Vault yield is the weighted average of the APYs earned across all active reserve allocations:
Vault APY ≈ Σ (Reserve APY × Allocation Weight)
Each reserve earns based on its utilization rate and the borrow rate curve set for that market. A reserve at 80% utilization earning 8% APY contributes proportionally to the vault’s total yield based on how much of the vault’s capital is deployed there. Allocation weights sum to 100% across all active reserves. Because underlying borrow rates and utilization levels change continuously, vault APY fluctuates. Quoted APYs are trailing averages and are not guaranteed forward-looking rates.

Allocation

Curators set target allocation weights across reserves within Kamino’s lending markets — Main Market, JLP Market, Altcoin Market, Prime, and others. A typical USDC vault might target 60% in Main Market USDC and 40% in JLP Market USDC. The vault rebalances automatically toward these targets as capital flows in and out. Individual depositors do not choose which reserves their capital enters.

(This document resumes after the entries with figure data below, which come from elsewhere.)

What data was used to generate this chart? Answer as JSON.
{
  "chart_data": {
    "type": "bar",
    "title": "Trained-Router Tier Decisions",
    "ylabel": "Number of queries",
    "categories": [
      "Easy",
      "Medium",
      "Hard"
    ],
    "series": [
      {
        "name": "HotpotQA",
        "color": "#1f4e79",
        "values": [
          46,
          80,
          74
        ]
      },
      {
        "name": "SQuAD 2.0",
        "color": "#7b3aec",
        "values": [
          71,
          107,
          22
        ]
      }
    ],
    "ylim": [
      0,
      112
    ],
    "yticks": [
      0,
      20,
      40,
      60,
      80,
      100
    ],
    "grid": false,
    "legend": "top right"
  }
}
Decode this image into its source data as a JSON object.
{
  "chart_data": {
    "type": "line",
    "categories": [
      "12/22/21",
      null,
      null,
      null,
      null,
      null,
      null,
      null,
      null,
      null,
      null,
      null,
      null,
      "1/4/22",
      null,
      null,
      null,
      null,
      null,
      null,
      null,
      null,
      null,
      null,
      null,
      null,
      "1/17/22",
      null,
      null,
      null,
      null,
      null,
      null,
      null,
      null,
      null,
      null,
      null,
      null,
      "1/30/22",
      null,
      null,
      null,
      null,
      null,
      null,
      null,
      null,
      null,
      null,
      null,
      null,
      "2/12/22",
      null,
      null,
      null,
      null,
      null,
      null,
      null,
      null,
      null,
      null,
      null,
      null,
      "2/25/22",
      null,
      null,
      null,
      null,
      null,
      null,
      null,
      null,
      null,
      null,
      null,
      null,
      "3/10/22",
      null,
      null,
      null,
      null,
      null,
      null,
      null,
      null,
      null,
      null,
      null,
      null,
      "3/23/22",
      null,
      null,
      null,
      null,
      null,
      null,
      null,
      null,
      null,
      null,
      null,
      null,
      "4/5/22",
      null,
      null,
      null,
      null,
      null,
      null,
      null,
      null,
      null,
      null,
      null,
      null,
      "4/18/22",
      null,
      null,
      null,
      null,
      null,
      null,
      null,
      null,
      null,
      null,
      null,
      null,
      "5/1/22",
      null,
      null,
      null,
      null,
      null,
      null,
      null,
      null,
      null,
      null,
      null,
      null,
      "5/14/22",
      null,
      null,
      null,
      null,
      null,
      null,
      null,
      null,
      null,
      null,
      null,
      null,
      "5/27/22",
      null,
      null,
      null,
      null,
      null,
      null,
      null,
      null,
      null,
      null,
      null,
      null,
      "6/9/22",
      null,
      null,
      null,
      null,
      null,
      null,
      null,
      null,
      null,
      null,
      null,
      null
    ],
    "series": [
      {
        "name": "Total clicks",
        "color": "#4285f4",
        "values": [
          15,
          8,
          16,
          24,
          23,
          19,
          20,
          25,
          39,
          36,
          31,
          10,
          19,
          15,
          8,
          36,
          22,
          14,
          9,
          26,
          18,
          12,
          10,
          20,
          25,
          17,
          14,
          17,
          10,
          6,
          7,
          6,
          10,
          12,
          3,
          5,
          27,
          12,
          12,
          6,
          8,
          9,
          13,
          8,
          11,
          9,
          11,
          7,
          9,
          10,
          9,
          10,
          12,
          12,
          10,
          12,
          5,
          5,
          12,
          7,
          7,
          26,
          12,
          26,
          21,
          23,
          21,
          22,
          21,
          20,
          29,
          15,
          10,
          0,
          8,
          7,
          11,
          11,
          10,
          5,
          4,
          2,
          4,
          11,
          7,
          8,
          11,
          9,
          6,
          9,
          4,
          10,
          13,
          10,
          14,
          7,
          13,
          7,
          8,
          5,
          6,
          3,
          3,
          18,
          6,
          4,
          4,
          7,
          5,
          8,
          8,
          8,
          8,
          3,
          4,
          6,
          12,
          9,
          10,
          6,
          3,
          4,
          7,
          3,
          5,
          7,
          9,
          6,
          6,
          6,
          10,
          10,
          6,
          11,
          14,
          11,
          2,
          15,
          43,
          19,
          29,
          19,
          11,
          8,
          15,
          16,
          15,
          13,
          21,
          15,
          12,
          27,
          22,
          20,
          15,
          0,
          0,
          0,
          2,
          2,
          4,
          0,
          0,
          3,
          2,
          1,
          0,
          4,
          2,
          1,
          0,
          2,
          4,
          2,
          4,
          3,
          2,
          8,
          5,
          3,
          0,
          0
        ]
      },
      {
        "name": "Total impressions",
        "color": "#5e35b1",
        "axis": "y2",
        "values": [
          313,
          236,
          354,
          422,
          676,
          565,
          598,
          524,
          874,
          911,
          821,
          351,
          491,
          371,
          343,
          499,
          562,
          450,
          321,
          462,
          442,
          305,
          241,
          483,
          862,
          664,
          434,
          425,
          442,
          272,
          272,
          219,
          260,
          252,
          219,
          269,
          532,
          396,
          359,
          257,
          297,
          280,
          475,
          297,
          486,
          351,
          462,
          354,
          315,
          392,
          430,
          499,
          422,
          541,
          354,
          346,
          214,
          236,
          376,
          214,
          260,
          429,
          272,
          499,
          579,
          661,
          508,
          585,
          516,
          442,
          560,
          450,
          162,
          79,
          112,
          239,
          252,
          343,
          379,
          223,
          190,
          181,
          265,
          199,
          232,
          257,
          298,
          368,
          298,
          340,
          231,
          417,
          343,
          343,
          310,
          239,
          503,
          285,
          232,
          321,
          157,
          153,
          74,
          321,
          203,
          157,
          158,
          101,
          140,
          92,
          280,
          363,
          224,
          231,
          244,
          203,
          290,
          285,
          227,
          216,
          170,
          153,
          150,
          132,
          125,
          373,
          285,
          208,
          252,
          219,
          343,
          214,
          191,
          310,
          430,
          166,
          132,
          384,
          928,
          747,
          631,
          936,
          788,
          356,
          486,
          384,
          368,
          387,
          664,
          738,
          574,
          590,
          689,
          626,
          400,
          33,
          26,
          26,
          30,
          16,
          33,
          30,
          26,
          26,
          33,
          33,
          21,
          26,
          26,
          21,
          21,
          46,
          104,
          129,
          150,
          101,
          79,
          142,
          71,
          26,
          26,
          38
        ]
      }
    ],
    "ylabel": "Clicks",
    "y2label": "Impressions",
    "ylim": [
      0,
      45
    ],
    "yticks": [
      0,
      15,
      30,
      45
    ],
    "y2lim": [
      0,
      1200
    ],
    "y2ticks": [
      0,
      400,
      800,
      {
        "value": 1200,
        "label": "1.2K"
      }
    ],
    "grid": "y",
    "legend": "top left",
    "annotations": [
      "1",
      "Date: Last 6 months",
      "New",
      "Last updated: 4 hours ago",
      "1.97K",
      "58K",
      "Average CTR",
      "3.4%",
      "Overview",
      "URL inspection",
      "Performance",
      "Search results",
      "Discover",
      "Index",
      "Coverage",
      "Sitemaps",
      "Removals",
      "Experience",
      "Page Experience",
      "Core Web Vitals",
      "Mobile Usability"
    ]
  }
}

The vault aggregates all depositor capital and deploys it as a single pool according to the curator’s allocation. This means your effective exposure is the blended risk and yield of the vault’s full portfolio — not any single reserve. Curators can update allocation targets at any time. Changes are executed on-chain and are transparent. Depositors bear the risk of future allocation decisions made by the curator after they deposit.

Withdrawals

Vaults maintain an unallocated buffer — typically 5–10% of total vault assets — held as liquid capital not deployed to any reserve. Withdrawals within this buffer are processed instantly. For withdrawals larger than the buffer, the vault must recall capital from the underlying reserves. In normal market conditions, reserves have sufficient undeployed liquidity to accommodate recall requests promptly, and this process is seamless from the user’s perspective.
Withdrawals are available as long as the underlying reserves have liquid capital. Kamino’s interest rate curves are designed to prevent full depletion of reserve liquidity by increasing borrow rates sharply as utilization approaches 100%, creating economic pressure for borrowers to repay.
In high-utilization scenarios where reserve liquidity is constrained, a withdrawal may be delayed until borrowers repay and liquidity is restored. This is a temporary condition tied to market activity rather than a vault-specific mechanism. Vault depositors who require guaranteed same-block liquidity should size their position relative to the vault’s available buffer.